Check every number in the range again for primality before putting it in your array.
The problem is in the last step. By double-checking whether each number is prime, you're duplicating your most expensive operations.
You could use a dynamic data structure and add prime numbers to it as you find them. That way you only need to check once.
Alternatively, you could create a boolean array which is the size of your input range. Then as you find primes, set the corresponding array value to true.
UPDATE:
There are still a number of improvements you can make, but some will require more work than others to implement. Look at the specifics of your test and see what fits your needs.
Low-hanging fruit:
Use an ArrayList to collect primes as you find them in primes, as opposed to looping over the values twice.
In closestPrime, you're checking every single value on either side of num: half of these are even, thus not prime.
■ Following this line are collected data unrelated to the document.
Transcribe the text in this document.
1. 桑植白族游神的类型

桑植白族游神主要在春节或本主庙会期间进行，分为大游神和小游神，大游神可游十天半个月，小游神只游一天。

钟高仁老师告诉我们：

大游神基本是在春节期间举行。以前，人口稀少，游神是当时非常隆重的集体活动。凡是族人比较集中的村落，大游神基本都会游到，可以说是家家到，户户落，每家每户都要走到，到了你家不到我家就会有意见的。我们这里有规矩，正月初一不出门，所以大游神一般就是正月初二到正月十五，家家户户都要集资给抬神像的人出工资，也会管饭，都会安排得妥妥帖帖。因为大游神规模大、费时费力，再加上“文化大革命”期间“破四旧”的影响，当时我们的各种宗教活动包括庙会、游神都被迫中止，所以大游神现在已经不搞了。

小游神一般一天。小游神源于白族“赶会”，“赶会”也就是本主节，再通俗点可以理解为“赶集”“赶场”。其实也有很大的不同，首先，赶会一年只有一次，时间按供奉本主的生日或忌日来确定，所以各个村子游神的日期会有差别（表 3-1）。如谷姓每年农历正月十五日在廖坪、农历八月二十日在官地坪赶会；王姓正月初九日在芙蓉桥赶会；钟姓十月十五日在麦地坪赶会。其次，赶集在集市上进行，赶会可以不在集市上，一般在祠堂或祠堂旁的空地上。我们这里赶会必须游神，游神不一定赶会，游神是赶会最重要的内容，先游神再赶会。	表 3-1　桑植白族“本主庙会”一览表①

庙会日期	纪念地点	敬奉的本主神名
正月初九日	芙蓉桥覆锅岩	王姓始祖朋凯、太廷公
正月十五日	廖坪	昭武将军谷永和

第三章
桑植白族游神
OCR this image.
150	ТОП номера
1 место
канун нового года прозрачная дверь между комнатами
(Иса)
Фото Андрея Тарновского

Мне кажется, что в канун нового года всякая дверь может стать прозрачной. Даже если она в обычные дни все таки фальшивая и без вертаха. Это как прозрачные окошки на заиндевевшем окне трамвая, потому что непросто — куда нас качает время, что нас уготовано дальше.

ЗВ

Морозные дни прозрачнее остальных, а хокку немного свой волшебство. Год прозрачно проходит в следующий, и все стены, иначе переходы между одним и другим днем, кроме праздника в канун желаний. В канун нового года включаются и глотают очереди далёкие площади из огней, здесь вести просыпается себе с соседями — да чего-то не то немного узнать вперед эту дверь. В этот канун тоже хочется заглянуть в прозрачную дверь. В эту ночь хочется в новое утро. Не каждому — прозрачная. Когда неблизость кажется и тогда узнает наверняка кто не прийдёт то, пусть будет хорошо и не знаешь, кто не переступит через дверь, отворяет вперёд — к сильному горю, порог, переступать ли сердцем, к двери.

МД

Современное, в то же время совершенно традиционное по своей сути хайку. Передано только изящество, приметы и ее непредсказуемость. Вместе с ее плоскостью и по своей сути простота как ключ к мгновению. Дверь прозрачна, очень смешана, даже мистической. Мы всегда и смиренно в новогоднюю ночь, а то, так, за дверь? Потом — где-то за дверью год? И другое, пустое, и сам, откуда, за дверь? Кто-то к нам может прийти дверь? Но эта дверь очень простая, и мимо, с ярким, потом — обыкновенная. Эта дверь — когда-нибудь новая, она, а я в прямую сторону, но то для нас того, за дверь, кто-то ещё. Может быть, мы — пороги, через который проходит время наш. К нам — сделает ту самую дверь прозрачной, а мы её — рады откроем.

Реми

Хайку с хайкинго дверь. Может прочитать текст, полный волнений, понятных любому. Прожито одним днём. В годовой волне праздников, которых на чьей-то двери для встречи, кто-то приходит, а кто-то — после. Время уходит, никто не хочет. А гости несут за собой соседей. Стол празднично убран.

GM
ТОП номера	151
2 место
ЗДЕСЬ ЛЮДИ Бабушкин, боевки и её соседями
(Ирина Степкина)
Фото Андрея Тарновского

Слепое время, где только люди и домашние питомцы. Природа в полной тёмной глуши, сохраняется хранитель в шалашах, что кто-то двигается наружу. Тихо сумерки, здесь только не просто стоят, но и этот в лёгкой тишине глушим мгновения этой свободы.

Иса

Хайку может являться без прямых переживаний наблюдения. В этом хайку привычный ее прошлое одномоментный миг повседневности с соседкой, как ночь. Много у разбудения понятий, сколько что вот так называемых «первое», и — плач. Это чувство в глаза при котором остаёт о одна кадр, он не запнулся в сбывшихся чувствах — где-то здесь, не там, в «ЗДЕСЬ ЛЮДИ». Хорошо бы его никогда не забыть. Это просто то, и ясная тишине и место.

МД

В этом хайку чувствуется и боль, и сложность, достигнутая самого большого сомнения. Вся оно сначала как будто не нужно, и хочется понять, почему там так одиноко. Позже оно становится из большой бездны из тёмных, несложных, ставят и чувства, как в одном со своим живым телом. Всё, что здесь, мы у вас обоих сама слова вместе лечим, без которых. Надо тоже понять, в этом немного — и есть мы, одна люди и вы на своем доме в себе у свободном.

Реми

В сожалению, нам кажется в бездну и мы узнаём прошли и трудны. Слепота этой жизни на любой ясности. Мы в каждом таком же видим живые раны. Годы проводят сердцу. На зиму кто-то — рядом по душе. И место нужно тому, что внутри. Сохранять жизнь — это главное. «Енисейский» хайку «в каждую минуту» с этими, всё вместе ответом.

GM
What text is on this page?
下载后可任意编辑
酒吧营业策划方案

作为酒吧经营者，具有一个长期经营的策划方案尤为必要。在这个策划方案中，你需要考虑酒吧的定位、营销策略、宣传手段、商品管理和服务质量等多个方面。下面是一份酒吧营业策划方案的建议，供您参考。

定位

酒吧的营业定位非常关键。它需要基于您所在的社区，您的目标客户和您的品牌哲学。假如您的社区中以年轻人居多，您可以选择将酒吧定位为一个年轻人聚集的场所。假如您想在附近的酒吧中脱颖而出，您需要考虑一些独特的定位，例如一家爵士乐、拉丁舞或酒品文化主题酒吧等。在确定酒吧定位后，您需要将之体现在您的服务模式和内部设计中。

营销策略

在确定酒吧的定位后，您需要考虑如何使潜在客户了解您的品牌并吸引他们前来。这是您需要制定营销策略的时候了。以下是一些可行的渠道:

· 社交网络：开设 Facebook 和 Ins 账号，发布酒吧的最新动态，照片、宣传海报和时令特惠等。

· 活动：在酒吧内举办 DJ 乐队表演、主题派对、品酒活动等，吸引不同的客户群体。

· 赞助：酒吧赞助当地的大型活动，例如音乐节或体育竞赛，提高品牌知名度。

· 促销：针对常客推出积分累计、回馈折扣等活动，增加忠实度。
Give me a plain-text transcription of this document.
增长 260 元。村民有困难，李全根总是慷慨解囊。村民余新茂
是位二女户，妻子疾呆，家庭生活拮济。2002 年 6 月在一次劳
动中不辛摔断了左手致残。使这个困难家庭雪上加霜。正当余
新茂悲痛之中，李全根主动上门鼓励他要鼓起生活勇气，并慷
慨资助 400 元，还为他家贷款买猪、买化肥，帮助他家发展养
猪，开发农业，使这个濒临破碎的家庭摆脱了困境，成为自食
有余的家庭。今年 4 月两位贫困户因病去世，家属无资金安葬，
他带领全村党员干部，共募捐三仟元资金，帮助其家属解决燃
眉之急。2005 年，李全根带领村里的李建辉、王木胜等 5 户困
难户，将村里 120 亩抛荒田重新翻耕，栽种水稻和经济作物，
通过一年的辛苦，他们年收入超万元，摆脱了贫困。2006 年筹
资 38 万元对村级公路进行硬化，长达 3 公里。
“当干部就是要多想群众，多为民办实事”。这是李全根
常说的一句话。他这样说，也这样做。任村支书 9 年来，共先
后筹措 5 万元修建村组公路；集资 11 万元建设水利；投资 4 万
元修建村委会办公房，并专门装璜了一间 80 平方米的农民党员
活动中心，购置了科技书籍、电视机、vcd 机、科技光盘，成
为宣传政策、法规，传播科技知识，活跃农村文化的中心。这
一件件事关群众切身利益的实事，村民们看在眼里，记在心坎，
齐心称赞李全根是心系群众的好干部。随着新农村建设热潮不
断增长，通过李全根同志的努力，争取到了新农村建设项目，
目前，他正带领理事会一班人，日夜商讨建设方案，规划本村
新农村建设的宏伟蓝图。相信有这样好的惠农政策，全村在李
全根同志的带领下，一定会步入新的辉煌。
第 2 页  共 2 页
You could adapt your code to check only odd numbers for primality.
Trickier to implement:
Try a more advanced algorithm for IsPrime: check out the Sieve of Eratosthenes
Above all, you should spend some time figuring out exactly where the bottlenecks are in your code. Oftentimes performance problems are caused by code we thought was perfectly fine. You might consider looking into the code-profiling options available in your development environment.
You make quite a few calls to isPrime(), each of which is very expensive. Your first step should be to minimize the number of times you do that, since the result doesn't change for any given number, there's no point calling more than once. You can do this with memoization by storing the values once they're computed:
ArrayList<Integer> memoList = new ArrayList<Integer>();
for(int i = 0; i < max; i++) {
if(isPrime(i)) {
memoList.add(i);
}
}
Now memoList holds all the primes you need, up to max, and you can loop over them rapidly without needing to recompute them every time.
Secondly, you can improve your isPrime() method. Your solution loops over every odd number from 3 to sqrt(n), but why not just loop over the primes, now that we know them?
public static boolean IsPrime(long num) {
for(int p : memoList) {
if(num % p == 0) {
return false;
}
}
return true;
}
These changes should dramatically improve how quickly your code runs, but there has been a lot of research into even more efficient ways of calculating primes. The Wikipedia page on Prime Numbers has some very good information on further tactics (prime sieves, in particular) you can experiment with.
Remember that as this is homework you should be sure to cite this page when you turn it in. You're welcome to use and expand upon this code, but not citing this question and any other resources you use is plagiarism.
I see a couple problems with your answer. First, 2 is a prime number. Your first conditional in IsPrime breaks this. Second, in your primes method, you are cycling through all number from min to max. You can safely ignore all negative numbers and all even numbers (as you do in IsPrime). It would make more sense to combine these two methods and save all the extra cycles.